Читать онлайн книгу Срок годности. Сборник экологической прозы о человеке и планете - Группа авторов страница 7
В романе «Все, способные дышать дыхание» (далее – ВСДД) Линор Горалик, кажется, можно найти попытку размышления над проблемами, связанными с эмпатией к Другому. Во вселенной романа происходит катастрофа, одним из последствий которой оказывается способность животных говорить человеческим языком.
На первый взгляд может показаться, что роман пытается ответить на вопрос «Каковы границы моей эмпатии?». На самом же деле текст отвечает на вопрос постколониальной исследовательницы Гаятри Спивак «Могут ли угнетенные говорить?» (Can the subaltern speak?) и печально иллюстрирует собой проблематику, обсуждаемую в одноименной статье Спивак.
В русском переводе статьи subaltern переводится как «угнетенные», и это не совсем удачный перевод. Subaltern состоит из двух корней sub и altern. Sub означает «под», altern – «другой», «непохожий», то есть subaltern – это тот, кто еще ниже Другого, некто, кто даже до статуса Другого недотягивает. Критикуя западный дискурс интеллектуального субъекта (а именно то, каким его выстраивают Жиль Делёз и Мишель Фуко), Спивак указывает на то, что этот интеллектуальный субъект обладает свойством флюидности и способностью постоянно видоизменяться. Это очень привилегированная позиция, которая гомогенизирует субъект, не выделяя его специфические географическо-политические характеристики. Но существуют субъекты, которые так маркированы своими расой, классом, этничностью, цветом кожи, разрезом глаз, что они не могут как по волшебству стать флюидными, вытолкнуть из себя этот маркер. Следуя логике Делёза и Фуко, такой ригидный субъект не может противопоставить себя режиму власти.

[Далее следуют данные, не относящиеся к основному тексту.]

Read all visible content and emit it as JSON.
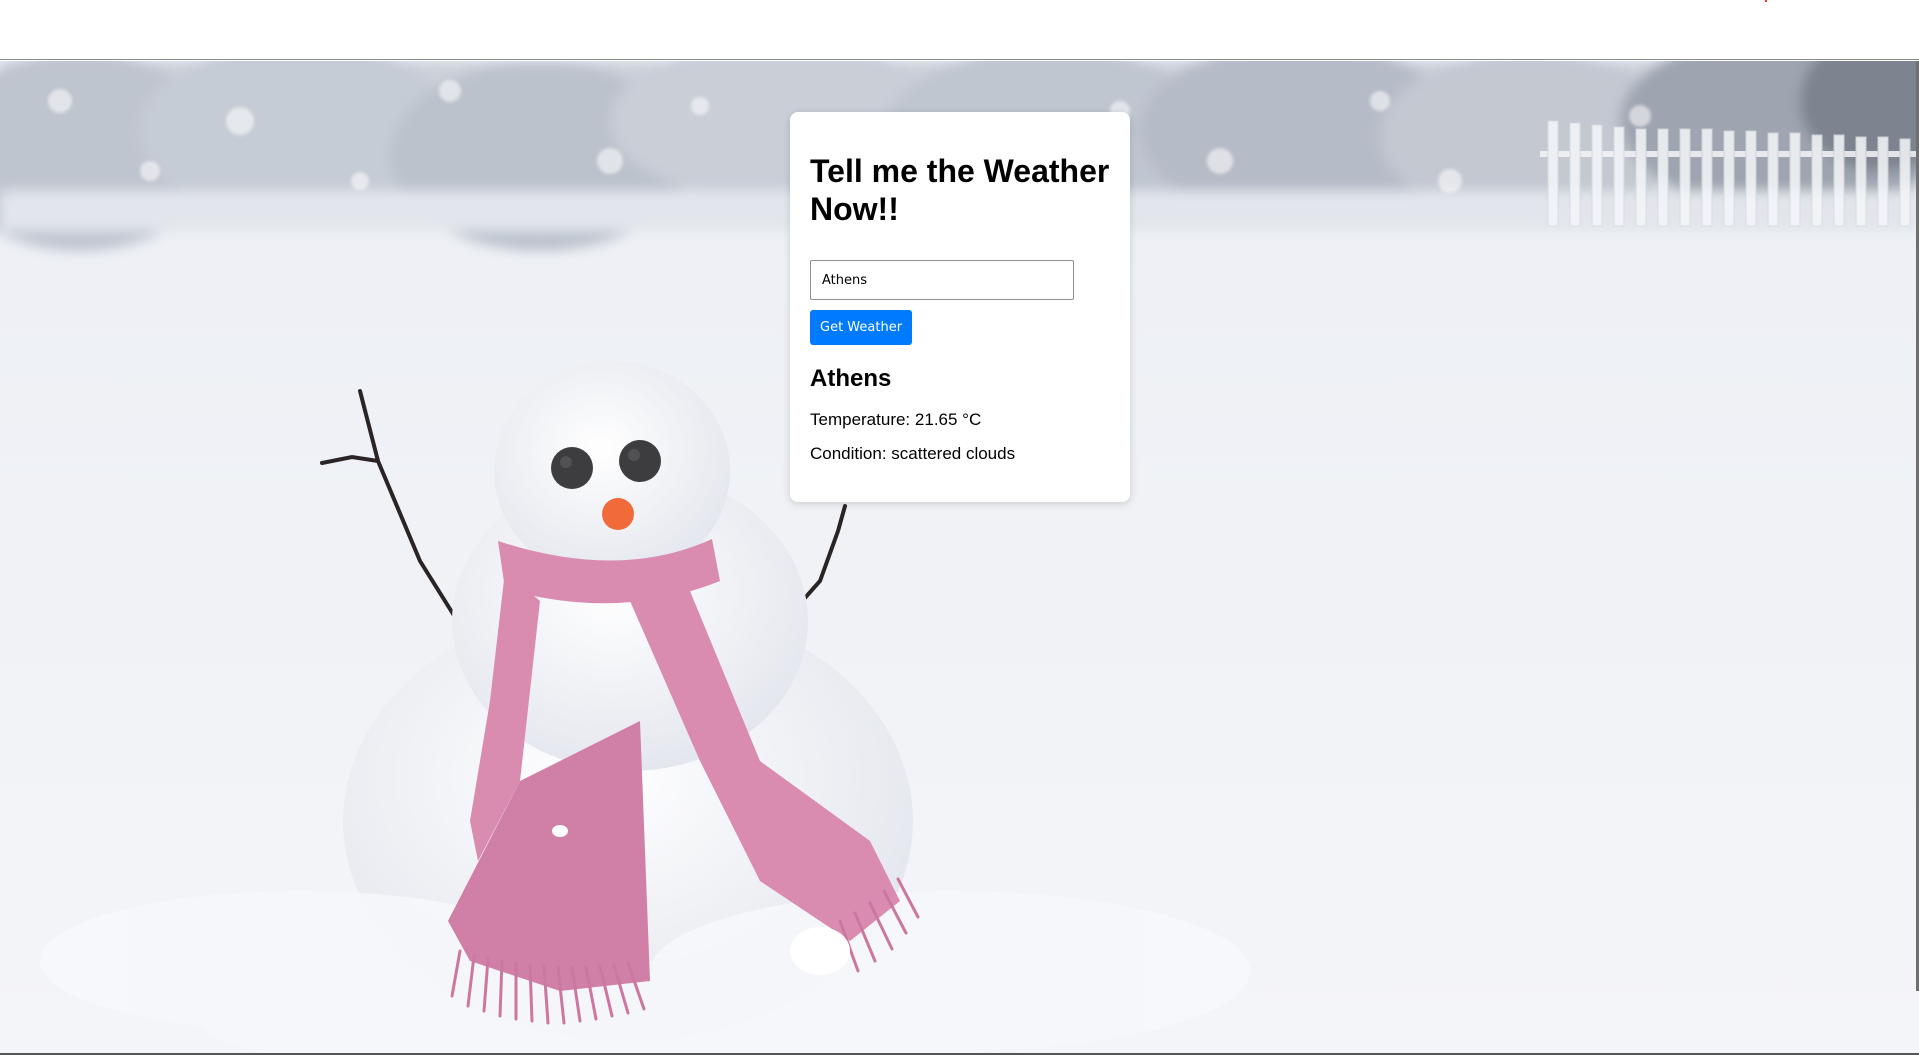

Любопытно, что в ВСДД есть такой флюидный субъект – это нарратор, который мерцает в сносках, заигрывает с читателем, то появляется, то исчезает, как Чеширский Кот. Но это приводит к тому, что Другой в романе не переживается субъектом как радикально иное сознание, отличное от меня, – такая радикальная эмпатия потребовала бы, хотя бы ненадолго, остановить собственное мерцание и попытаться буквально побыть в шкуре Другого. Вместо этого Другой лишается своей субъектности и не только нещадно антропоморфируется (животные в романе сжимаются до карикатурных образов и зачастую не сильно отличаются от басенных ролей: так, например, павлин олицетворяет хвастовство и самодовольство, а поведение некоторых других животных сводится к какой-то одной характерной, но человеческой черте: глупость, тупоумие или сообразительность, находчивость, меланхолия или флегматичность и т. д.), но и стирается как таковой. Формально в романе такое стирание выражается в том, что зачастую невозможно определить, кому принадлежит голос – животному или человеку. Это ведет к тому, что исчезает не столько граница между субъектом и Другим, сколько истощается, истончается сам Другой.